Constatiamo che, attraverso questo modo naturale di insegnare una lingua, in Italia oggi la quasi totalità insegna l'italiano, e non il dialetto. Ora, io mi chiedo: parliamo di una lingua che i genitori per primi decidono di abbandonare, di non trasmettere più ai figli; ci sarà allora qualche ragione perché questo avviene? E, soprattutto: come si può pensare di sopperire, di complementare, di supplementare quello che i genitori non vogliono fare e che è nei loro compiti istituzionali – vale a dire di insegnare la lingua X – attraverso la scuola? Trovo che questo sia attribuire a Stato e scuola – sia essa pubblica o privata non importa – un compito che non compete loro. Se si tratta di insegnare l'esistenza di questa lingua – parlo di un dialetto qualsiasi e lo chiamo 'lingua' – la sua storia, il fatto che è stata utile in una certa comunità fino a un certo momento, che poi da quel certo momento in poi la comunità stessa ha deciso di abbandonarla, in parte o in tutto, per certe ragioni che saranno rispettabilissime, beh a questo punto non vedo perché lo Stato debba sopperire in modo artificiale – e spesso artificioso – attraverso, poi, strumenti che gli mancano, come ad esempio gli insegnanti.
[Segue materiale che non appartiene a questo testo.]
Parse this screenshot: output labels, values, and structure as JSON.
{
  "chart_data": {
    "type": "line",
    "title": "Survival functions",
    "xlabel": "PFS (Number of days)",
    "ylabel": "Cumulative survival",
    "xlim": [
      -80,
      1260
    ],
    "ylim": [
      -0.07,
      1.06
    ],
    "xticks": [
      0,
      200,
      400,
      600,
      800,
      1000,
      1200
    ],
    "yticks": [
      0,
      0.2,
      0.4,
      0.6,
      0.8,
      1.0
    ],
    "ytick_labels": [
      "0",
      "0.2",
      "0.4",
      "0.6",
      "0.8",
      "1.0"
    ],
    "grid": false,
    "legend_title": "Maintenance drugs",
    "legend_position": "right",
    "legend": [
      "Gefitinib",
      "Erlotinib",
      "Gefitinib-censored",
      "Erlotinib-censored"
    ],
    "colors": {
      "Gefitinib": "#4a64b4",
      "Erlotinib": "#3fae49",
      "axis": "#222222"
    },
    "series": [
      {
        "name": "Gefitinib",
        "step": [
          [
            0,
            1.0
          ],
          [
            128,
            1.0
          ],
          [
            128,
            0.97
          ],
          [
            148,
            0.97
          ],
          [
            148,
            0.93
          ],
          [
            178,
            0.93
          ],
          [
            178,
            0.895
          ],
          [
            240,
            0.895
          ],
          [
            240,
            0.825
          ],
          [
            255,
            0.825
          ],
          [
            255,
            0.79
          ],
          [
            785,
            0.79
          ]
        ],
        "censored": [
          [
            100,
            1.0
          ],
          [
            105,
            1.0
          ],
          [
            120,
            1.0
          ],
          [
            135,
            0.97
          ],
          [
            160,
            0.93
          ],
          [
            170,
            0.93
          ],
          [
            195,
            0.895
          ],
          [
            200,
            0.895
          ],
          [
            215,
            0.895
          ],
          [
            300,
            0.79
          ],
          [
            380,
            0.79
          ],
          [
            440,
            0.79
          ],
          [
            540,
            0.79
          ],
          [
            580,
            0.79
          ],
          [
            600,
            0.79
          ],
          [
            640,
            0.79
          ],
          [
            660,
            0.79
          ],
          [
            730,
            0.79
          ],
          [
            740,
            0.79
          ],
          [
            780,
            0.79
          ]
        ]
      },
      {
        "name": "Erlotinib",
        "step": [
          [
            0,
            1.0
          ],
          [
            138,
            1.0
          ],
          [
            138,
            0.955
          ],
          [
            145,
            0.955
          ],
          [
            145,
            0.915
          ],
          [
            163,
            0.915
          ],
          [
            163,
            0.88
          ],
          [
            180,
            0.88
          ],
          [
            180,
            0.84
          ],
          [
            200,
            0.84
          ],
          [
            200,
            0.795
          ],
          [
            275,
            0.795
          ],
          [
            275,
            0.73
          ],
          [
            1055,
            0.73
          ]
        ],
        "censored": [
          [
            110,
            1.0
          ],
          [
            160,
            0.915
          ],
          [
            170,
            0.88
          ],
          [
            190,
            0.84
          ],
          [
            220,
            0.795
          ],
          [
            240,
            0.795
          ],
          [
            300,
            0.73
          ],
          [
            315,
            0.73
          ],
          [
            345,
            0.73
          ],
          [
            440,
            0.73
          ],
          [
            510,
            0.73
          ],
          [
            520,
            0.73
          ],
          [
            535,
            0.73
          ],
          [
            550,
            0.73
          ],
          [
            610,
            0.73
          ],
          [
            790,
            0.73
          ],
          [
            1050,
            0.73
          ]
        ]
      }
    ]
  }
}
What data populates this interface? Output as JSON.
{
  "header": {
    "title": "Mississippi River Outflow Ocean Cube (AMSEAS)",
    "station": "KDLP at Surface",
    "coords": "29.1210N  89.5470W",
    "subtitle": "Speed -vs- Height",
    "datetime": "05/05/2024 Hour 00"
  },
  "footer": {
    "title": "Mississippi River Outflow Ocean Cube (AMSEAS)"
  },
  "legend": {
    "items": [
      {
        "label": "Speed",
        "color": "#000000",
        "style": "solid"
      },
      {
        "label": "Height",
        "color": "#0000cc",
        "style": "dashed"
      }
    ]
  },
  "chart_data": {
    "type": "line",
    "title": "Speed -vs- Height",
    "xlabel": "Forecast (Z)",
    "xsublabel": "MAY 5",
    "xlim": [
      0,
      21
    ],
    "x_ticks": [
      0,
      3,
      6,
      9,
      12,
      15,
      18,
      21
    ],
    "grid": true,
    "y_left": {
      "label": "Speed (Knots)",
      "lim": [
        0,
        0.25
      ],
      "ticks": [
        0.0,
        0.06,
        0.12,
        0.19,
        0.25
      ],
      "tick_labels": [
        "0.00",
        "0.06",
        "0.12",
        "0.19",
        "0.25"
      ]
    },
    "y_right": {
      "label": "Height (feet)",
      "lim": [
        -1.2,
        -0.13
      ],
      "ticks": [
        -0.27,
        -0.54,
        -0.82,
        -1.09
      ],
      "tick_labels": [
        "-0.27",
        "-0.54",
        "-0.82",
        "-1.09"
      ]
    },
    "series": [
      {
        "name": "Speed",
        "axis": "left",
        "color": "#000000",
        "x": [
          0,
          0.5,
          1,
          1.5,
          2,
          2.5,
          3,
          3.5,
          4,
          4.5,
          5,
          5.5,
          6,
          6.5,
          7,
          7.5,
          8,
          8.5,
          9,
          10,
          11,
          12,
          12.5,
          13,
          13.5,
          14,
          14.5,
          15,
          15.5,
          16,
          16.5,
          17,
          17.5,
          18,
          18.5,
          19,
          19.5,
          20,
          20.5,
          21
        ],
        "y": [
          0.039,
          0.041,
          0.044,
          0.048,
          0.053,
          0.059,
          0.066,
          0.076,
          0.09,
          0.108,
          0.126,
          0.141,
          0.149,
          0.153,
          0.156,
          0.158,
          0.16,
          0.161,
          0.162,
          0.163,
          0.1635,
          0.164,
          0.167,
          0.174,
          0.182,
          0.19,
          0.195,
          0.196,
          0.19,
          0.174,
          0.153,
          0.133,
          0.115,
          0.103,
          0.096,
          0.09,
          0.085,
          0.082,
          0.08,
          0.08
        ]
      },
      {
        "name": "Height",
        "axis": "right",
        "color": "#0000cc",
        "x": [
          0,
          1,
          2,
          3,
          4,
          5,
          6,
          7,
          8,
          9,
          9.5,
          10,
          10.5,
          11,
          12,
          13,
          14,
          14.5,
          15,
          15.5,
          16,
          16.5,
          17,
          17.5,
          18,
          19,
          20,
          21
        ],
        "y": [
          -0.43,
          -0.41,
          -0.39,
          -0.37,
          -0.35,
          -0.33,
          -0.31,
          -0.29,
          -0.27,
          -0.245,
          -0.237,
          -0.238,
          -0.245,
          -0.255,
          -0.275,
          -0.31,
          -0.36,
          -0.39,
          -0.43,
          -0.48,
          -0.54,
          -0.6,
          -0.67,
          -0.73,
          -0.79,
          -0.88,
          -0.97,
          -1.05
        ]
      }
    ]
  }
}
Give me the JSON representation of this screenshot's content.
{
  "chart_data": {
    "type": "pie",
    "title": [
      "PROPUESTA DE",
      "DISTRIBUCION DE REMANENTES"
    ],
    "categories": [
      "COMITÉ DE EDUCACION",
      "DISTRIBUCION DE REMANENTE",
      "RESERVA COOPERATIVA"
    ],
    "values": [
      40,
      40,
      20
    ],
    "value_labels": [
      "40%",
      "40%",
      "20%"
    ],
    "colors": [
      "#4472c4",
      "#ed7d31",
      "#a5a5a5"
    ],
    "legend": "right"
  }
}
Chi sono gli insegnanti, non so, del 'torinese' in una classe di Torino in cui ci sono dieci bambini su venti che arrivano dalle Filippine, dal Perù, dal Giappone, dalla Cina, eccetera, eccetera, mentre gli altri arrivano da tutte le altre parti d'Italia e, magari, ce ne sono solo due che sono davvero torinesi ma che, proprio perché veramente torinesi, hanno abbandonato l'italiano già da tre generazioni? Mi chiedo: che significato ha insegnare il torinese? E mi rispondo: non ne ha nessuno!... se non sono le famiglie a prendere delle decisioni in questo senso. In fondo, io sono molto keynesiano.”
Un augurio all'Italia che compie 150 anni.
“Per quel che riguarda i prossimi 150 anni di lingua italiana, mi auguro che questa possa svilupparsi senza eccessive preoccupazioni e soprattutto senza eccessivi interventi da parte dei linguisti. Perché, si è visto, gli interventi dei linguisti sono spesso deleteri – come gli interventi di tipo puristico per esempio – ma in fondo, poi, non così preoccupanti: si sa che una lingua si sviluppa indipendentemente dai loro desideri e la storia del 'garage', che noi chiamiamo così e non 'autorimessa' come avrebbero voluto i linguisti durante il fascismo, la dice lunga!”